Discarica del Boscaccio, scontro legale tra Ecosavona e Provincia: ricorso al Tar contro lo stop all’ampliamento

La partita sulla discarica del Boscaccio di Vado Ligure si sposta ora nelle aule di giustizia amministrativa. La società Ecosavona, attuale gestore dell’impianto, ha infatti presentato ricorso al Tar contro la decisione con cui, lo scorso 5 dicembre, la Provincia di Savona aveva respinto la proposta di project financing legata al futuro della discarica.

Una bocciatura pesante, motivata da Palazzo Nervi con la presenza di criticità tecniche e documentali ritenute incompatibili con il proseguimento dell’iter autorizzativo. Nei giorni scorsi il presidente della Provincia, Pierangelo Olivieri, ha formalizzato la costituzione dell’ente in giudizio per difendere la legittimità del provvedimento e resistere al ricorso della società.
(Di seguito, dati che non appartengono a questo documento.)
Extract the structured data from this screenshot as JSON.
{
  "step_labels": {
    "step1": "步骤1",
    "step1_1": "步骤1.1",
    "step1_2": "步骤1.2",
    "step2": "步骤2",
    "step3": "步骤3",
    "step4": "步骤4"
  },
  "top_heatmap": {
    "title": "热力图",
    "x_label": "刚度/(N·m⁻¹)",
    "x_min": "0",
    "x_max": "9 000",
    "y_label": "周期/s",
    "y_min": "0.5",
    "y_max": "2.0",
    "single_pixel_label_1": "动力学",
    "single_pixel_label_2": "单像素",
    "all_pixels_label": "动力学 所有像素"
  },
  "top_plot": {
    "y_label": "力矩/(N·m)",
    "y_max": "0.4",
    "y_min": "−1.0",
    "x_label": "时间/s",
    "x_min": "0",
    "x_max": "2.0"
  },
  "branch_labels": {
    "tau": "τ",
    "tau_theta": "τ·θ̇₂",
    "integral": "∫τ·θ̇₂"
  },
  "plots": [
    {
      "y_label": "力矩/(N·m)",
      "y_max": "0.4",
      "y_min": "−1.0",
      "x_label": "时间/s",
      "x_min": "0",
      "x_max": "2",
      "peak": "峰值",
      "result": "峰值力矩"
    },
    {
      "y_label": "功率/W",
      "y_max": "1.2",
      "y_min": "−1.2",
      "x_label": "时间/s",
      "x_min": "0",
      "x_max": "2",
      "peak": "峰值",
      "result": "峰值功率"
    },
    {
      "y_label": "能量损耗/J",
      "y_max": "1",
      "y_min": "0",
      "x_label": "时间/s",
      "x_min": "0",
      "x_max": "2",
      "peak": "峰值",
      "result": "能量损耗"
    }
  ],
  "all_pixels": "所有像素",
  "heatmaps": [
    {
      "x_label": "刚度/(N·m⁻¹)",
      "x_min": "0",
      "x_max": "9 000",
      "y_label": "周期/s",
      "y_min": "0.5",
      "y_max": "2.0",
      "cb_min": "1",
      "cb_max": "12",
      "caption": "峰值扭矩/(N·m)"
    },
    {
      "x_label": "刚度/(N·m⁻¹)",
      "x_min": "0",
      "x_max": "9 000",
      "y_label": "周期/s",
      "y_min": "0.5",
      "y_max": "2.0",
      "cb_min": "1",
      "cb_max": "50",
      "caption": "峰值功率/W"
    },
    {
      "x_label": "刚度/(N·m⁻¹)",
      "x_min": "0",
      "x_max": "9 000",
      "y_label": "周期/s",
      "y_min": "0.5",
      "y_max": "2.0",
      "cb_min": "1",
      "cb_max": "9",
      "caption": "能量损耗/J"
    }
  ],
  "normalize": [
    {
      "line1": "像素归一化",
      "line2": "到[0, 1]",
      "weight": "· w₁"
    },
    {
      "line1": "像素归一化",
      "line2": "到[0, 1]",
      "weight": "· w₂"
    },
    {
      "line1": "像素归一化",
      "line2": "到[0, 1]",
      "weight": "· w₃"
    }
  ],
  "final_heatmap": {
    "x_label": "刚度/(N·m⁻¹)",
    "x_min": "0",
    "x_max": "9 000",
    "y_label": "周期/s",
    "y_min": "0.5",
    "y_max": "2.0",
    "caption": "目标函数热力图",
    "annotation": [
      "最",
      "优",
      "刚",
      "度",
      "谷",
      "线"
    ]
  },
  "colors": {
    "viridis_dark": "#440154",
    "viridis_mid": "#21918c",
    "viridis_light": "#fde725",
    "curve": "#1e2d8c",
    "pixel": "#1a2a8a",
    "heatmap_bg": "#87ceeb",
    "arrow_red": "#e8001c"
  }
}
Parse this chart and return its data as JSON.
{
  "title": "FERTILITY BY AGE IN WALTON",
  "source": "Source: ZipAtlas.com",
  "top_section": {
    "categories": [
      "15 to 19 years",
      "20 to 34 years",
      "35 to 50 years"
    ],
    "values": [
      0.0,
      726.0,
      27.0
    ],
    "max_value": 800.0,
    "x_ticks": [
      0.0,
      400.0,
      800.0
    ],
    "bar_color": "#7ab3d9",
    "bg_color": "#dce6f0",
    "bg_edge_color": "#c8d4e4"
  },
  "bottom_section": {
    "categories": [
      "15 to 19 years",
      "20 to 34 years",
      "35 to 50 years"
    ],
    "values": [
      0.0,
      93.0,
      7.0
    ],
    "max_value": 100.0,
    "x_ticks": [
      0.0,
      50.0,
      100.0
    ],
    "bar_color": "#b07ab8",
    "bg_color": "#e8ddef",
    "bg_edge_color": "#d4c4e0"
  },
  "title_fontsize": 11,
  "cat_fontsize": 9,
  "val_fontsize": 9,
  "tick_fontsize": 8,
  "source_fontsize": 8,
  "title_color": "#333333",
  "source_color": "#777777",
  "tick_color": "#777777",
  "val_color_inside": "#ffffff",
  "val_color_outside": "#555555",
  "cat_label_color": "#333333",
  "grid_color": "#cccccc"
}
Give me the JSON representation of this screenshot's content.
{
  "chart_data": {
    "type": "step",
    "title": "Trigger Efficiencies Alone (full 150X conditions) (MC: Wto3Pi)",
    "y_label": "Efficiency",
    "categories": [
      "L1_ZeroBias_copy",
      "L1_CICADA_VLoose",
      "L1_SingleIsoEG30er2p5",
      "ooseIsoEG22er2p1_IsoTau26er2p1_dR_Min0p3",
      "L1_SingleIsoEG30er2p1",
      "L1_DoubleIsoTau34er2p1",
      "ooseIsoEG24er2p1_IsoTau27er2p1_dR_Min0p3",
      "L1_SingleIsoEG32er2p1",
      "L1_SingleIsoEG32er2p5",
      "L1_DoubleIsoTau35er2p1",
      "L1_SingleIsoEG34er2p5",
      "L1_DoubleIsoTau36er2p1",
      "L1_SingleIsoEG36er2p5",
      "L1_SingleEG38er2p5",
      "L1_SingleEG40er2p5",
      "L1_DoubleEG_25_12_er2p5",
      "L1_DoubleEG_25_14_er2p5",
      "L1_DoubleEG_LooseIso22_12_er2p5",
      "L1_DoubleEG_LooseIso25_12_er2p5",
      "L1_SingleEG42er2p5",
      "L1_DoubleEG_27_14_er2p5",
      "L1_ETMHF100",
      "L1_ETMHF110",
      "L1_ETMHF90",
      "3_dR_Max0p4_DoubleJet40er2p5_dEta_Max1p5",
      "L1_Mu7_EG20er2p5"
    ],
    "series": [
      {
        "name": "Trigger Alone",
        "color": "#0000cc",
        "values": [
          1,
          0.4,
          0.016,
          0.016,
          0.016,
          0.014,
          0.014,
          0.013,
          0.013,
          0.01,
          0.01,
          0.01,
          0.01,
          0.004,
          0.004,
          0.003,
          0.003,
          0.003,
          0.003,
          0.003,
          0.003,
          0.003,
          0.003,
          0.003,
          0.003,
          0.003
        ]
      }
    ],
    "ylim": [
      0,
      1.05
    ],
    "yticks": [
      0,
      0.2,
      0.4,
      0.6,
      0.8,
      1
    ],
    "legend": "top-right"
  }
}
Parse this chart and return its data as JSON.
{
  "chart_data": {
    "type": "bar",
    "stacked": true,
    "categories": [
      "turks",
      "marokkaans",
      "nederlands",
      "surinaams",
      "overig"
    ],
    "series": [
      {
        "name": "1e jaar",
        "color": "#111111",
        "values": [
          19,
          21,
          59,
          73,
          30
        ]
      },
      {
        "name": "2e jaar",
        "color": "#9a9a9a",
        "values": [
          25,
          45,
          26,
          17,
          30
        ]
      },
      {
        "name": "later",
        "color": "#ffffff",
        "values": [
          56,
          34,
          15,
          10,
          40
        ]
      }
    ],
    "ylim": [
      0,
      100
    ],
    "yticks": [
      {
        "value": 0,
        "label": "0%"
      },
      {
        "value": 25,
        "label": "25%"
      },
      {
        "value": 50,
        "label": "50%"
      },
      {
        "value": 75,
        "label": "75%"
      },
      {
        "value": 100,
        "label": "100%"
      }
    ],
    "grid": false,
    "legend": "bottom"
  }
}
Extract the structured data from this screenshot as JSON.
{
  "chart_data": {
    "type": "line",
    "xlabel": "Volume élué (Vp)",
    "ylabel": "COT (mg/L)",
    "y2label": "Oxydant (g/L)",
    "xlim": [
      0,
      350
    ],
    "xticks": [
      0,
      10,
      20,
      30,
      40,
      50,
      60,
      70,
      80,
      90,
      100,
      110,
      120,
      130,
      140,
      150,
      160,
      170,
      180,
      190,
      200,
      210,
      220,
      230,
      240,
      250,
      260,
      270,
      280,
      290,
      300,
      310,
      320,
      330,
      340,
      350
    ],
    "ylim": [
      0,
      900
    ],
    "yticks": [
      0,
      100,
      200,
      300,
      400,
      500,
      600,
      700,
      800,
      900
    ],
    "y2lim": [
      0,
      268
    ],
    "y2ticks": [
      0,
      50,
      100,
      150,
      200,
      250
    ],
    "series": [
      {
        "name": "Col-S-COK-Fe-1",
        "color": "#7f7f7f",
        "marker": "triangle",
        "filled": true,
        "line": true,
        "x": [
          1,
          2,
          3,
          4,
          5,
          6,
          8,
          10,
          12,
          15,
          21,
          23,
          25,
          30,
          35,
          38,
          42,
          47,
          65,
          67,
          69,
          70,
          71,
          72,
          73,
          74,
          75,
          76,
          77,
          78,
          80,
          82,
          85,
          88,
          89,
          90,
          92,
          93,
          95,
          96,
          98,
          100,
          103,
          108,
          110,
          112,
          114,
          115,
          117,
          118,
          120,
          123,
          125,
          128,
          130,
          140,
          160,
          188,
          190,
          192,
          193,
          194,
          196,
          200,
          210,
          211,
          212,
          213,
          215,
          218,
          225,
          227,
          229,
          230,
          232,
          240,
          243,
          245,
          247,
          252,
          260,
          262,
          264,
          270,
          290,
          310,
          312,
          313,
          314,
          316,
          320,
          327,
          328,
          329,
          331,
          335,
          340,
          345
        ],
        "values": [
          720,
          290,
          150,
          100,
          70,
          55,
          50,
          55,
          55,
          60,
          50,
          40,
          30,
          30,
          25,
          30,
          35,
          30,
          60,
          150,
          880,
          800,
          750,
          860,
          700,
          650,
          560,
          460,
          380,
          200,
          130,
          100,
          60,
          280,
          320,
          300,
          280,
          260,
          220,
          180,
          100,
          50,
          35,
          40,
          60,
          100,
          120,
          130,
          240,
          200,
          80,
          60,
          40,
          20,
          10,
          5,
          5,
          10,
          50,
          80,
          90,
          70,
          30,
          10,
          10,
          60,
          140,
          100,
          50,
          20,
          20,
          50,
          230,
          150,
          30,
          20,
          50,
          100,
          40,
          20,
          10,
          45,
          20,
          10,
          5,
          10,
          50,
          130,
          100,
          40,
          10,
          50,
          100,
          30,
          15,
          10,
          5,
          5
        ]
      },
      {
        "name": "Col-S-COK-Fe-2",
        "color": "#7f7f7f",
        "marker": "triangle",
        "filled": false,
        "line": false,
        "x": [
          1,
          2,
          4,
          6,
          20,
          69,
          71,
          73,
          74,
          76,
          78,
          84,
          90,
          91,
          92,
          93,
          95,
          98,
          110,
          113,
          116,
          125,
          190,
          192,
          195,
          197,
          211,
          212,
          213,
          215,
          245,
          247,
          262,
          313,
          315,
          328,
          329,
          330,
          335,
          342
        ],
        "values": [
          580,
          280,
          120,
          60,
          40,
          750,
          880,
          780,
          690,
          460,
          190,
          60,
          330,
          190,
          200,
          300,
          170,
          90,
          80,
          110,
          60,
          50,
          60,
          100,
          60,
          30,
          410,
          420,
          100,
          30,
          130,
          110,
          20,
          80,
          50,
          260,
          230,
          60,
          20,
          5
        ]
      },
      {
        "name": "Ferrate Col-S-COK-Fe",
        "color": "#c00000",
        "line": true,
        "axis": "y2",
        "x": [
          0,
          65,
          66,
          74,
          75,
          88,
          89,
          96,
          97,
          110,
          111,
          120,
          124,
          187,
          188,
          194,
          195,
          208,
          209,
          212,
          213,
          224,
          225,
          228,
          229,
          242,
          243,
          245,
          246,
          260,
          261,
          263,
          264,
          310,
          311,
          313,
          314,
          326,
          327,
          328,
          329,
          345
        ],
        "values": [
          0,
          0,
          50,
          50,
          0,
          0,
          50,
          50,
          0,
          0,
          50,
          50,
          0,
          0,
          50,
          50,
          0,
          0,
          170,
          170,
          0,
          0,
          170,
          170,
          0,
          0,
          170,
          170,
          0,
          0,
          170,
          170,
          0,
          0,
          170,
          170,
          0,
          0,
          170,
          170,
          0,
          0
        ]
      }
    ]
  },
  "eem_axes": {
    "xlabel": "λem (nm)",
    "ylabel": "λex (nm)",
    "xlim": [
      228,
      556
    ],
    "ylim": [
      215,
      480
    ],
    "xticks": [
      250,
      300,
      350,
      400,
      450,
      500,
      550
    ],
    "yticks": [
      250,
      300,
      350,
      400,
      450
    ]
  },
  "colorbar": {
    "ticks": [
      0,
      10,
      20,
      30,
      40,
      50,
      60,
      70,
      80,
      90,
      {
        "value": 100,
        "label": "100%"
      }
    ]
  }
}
Il nodo: ampliamento e nuova gestione

Al centro dello scontro c’è il progetto presentato da Ecosavona nell’aprile 2024, che prevedeva un intervento complessivo sul sito:

  • il completamento dell’ampliamento di valle (Fase 1),

  • una successiva Fase 2 di espansione,

  • il revamping dell’impianto TMB,

  • opere di ripristino ambientale e gestione post-operativa.

Dal punto di vista ambientale il progetto aveva già ottenuto un via libera regionale attraverso il PAUR (Provvedimento Autorizzatorio Unico Regionale), ma con una condizione decisiva: ogni sviluppo successivo sarebbe dovuto passare attraverso una procedura pubblica di affidamento della concessione, proprio tramite project financing.

Ed è qui che il meccanismo si è inceppato.

Autorizzazione ponte e futuro incerto

L’attuale gestione della discarica è garantita fino al 31 dicembre 2026, grazie a un’autorizzazione transitoria pensata proprio per consentire la definizione del nuovo assetto gestionale. Il diniego della Provincia ha però riaperto completamente lo scenario.

Il rischio, ora, è quello di trovarsi senza una soluzione definita mentre in Liguria resta aperta la questione più ampia del ciclo dei rifiuti, tra ipotesi di termovalorizzatore regionale e impianti già sotto pressione.

Non è un dettaglio secondario: il Boscaccio rappresenta da anni uno degli snodi principali dello smaltimento provinciale e ogni rallentamento decisionale rischia di avere ricadute sull’intero sistema.

Dietro il ricorso, anche una partita politica

Il ricorso al Tar assume inevitabilmente anche un valore politico-amministrativo. Da un lato Ecosavona sostiene di aver presentato un progetto coerente con le indicazioni regionali e necessario per garantire continuità operativa; dall’altro la Provincia rivendica il diritto di pretendere garanzie economiche, tecniche e procedurali più solide prima di impegnare il futuro di un impianto strategico e ambientalmente sensibile.

Sul fondo resta una domanda che accompagna da anni la vicenda rifiuti nel savonese:
continuare ad ampliare discariche esistenti oppure cambiare davvero modello impiantistico?

La risposta, almeno per ora, passerà dal Tar. Ma il tempo, nel frattempo, continua a scorrere verso il 2026.